A UN report claims that renewable sources of energy can provide up to eighty per cent of our needs, so claim 120 experts working with the IPCC (Intergovernmental Panel on Climate Change). All that is needed is for full potential to be harnessed. Better still, it seems that the tipping point of 2ºC is achievable in terms of climate change. We're on track!
This week a four-day meeting of experts in Abu Dhabi, United Arab Emirates, concluded with the presentation of the report. The news is, in a word, optimistic. Renewable energy sources such as eolic power (wind turbines), wave power and power from rivers and dams (hydropower), biomass and sanitary landfills (digestion and combustion of methane gas) and solar panels can meet up to eighty per cent of our energy needs in the near future, freeing humankind from the prison of fossil fuels which apart from being a heavy burden for the economy, also pollute the planet. Furthermore, the 120-strong panel of experts, working with the IPCC in drawing up the report, consider that with the implementation of new measures, the threshold of a 2ºC increase by 2050 is attainable, this being considered as the tipping point, beyond which serious consequences begin to be felt.
Apart from delivering this optimistic note, the report serves to issue policy-makers with guidelines for furthering the production of renewable energy sources in their countries.

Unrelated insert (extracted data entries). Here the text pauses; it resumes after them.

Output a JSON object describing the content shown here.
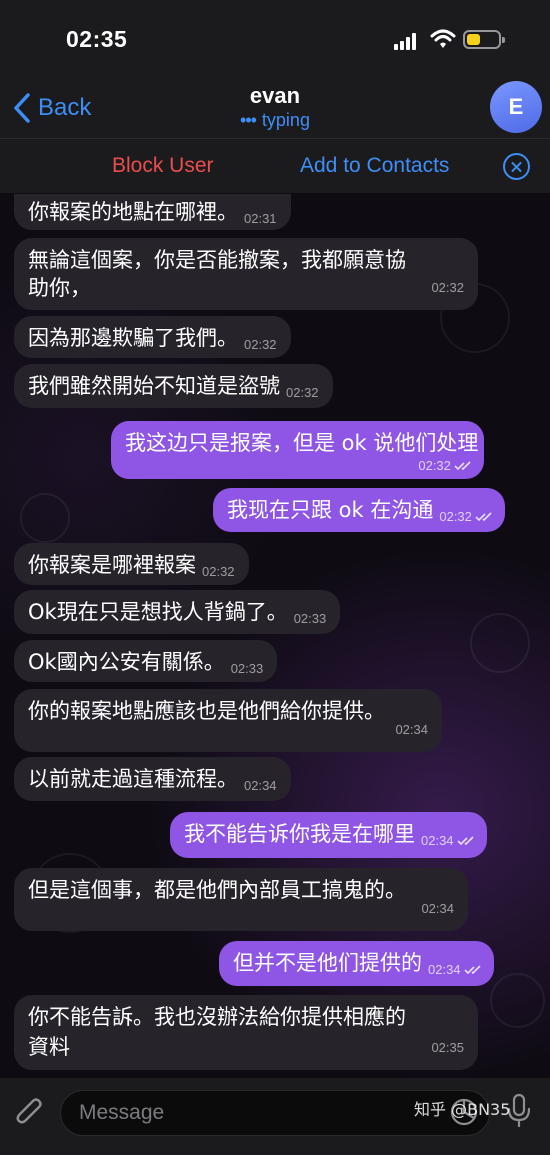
{
  "status_bar": {
    "time": "02:35"
  },
  "header": {
    "back_label": "Back",
    "title": "evan",
    "subtitle": "typing",
    "avatar_letter": "E"
  },
  "action_bar": {
    "block_label": "Block User",
    "add_label": "Add to Contacts"
  },
  "messages": [
    {
      "dir": "in",
      "text": "你報案的地點在哪裡。",
      "time": "02:31"
    },
    {
      "dir": "in",
      "text": "無論這個案，你是否能撤案，我都願意協",
      "text2": "助你，",
      "time": "02:32"
    },
    {
      "dir": "in",
      "text": "因為那邊欺騙了我們。",
      "time": "02:32"
    },
    {
      "dir": "in",
      "text": "我們雖然開始不知道是盜號",
      "time": "02:32"
    },
    {
      "dir": "out",
      "text": "我这边只是报案，但是 ok 说他们处理",
      "time": "02:32"
    },
    {
      "dir": "out",
      "text": "我现在只跟 ok 在沟通",
      "time": "02:32"
    },
    {
      "dir": "in",
      "text": "你報案是哪裡報案",
      "time": "02:32"
    },
    {
      "dir": "in",
      "text": "Ok現在只是想找人背鍋了。",
      "time": "02:33"
    },
    {
      "dir": "in",
      "text": "Ok國內公安有關係。",
      "time": "02:33"
    },
    {
      "dir": "in",
      "text": "你的報案地點應該也是他們給你提供。",
      "time": "02:34"
    },
    {
      "dir": "in",
      "text": "以前就走過這種流程。",
      "time": "02:34"
    },
    {
      "dir": "out",
      "text": "我不能告诉你我是在哪里",
      "time": "02:34"
    },
    {
      "dir": "in",
      "text": "但是這個事，都是他們內部員工搞鬼的。",
      "time": "02:34"
    },
    {
      "dir": "out",
      "text": "但并不是他们提供的",
      "time": "02:34"
    },
    {
      "dir": "in",
      "text": "你不能告訴。我也沒辦法給你提供相應的",
      "text2": "資料",
      "time": "02:35"
    }
  ],
  "composer": {
    "placeholder": "Message"
  },
  "watermark": "知乎 @BN35",
  "colors": {
    "accent": "#3e8ef7",
    "danger": "#eb4d4d",
    "outgoing_bubble": "#8f56e6",
    "incoming_bubble": "#26232b"
  },
  "icons": [
    "back-chevron-icon",
    "signal-icon",
    "wifi-icon",
    "battery-icon",
    "close-icon",
    "read-check-icon",
    "attach-icon",
    "sticker-icon",
    "mic-icon"
  ]
}
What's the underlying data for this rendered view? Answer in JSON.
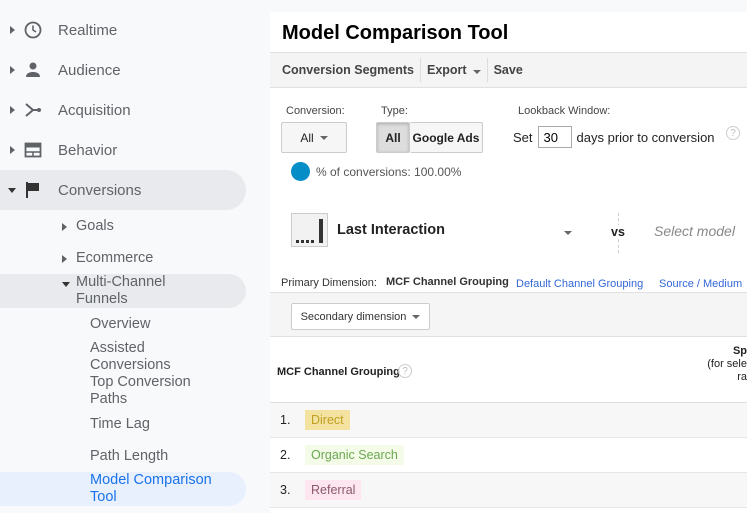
{
  "sidebar": {
    "items": [
      {
        "label": "Realtime",
        "icon": "clock-icon"
      },
      {
        "label": "Audience",
        "icon": "person-icon"
      },
      {
        "label": "Acquisition",
        "icon": "acquisition-icon"
      },
      {
        "label": "Behavior",
        "icon": "behavior-icon"
      },
      {
        "label": "Conversions",
        "icon": "flag-icon"
      }
    ],
    "conversions_children": [
      "Goals",
      "Ecommerce",
      "Multi-Channel Funnels"
    ],
    "mcf_children": [
      "Overview",
      "Assisted Conversions",
      "Top Conversion Paths",
      "Time Lag",
      "Path Length",
      "Model Comparison Tool"
    ]
  },
  "main": {
    "title": "Model Comparison Tool",
    "toolbar": {
      "segments": "Conversion Segments",
      "export": "Export",
      "save": "Save"
    },
    "conversion": {
      "label": "Conversion:",
      "value": "All"
    },
    "type": {
      "label": "Type:",
      "options": [
        "All",
        "Google Ads"
      ],
      "selected": "All"
    },
    "lookback": {
      "label": "Lookback Window:",
      "prefix": "Set",
      "value": "30",
      "suffix": "days prior to conversion"
    },
    "percent": "% of conversions: 100.00%",
    "accent": "#058dc7",
    "model": {
      "name": "Last Interaction",
      "vs": "vs",
      "select_placeholder": "Select model"
    },
    "primary_dimension": {
      "label": "Primary Dimension:",
      "options": [
        "MCF Channel Grouping",
        "Default Channel Grouping",
        "Source / Medium"
      ],
      "selected": "MCF Channel Grouping"
    },
    "secondary_dimension": "Secondary dimension",
    "table": {
      "header": "MCF Channel Grouping",
      "right_header": [
        "Sp",
        "(for sele",
        "ra"
      ],
      "rows": [
        {
          "n": "1.",
          "label": "Direct",
          "bg": "#f3e2a0",
          "fg": "#c0a020"
        },
        {
          "n": "2.",
          "label": "Organic Search",
          "bg": "#f4fbe9",
          "fg": "#6aa84f"
        },
        {
          "n": "3.",
          "label": "Referral",
          "bg": "#fde6ef",
          "fg": "#8a5a6a"
        }
      ]
    }
  }
}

The report delivers studies of 160 scientific scenarios witnessed around the planet, based upon differing levels of renewable energy sources, environmental and social vectors. An in-depth report on four possible scenarios is presented, the most optimistic being one in which renewables could provide 77% of our global energy demand, up from 13% in 2008.
This would entail serious savings of CO2 and other Greenhouse Effect Gas (GEG) emissions, namely between 220 and 250 gigatons, from 2010 to 2050. The report states that renewable energy sources will increase naturally, but evidently with the implementation of enabling policies, their widespread use will be easier and faster.
For Christiana Figueres, the Executive Secretary of the UN Framework Convention on Climate Change (UNFCCC), the report is "most significant". "They must reach their goal by making use of renewable energy sources on a very large scale. It is also clear that ambitious national policies and strong international cooperation are together the key to the swift and extensive deployment of renewable energies in all countries."
First and foremost, according to Ms. Figueres, is the need for financing and technology to be made available to developing countries, specially the Least Developed Countries, whose increased demands for energy are set to skyrocket in the forthcoming decades, but also these are the countries in many cases, which will be the sources of renewables.
Therefore the onus is upon the industrialized nations to help, rather than hinder: "Industrialized nations need to create the right policy conditions and incentives so that the development and installation of clean energy technologies also receive a major boost in their own energy mixes."
Finally, the report concludes that renewable technologies will become increasingly attractive once the environmental impact of pollution is calculated and included in energy prices, this including pollutants and GEG emissions. Furthermore it points towards a scenario whereby renewable energy sources will describe a sustained decrease in cost in the decades ahead.
Quite how altruistic the "developed" nations will be in helping others, less developed, through no fault of their own, to become energy providers, remains to be seen.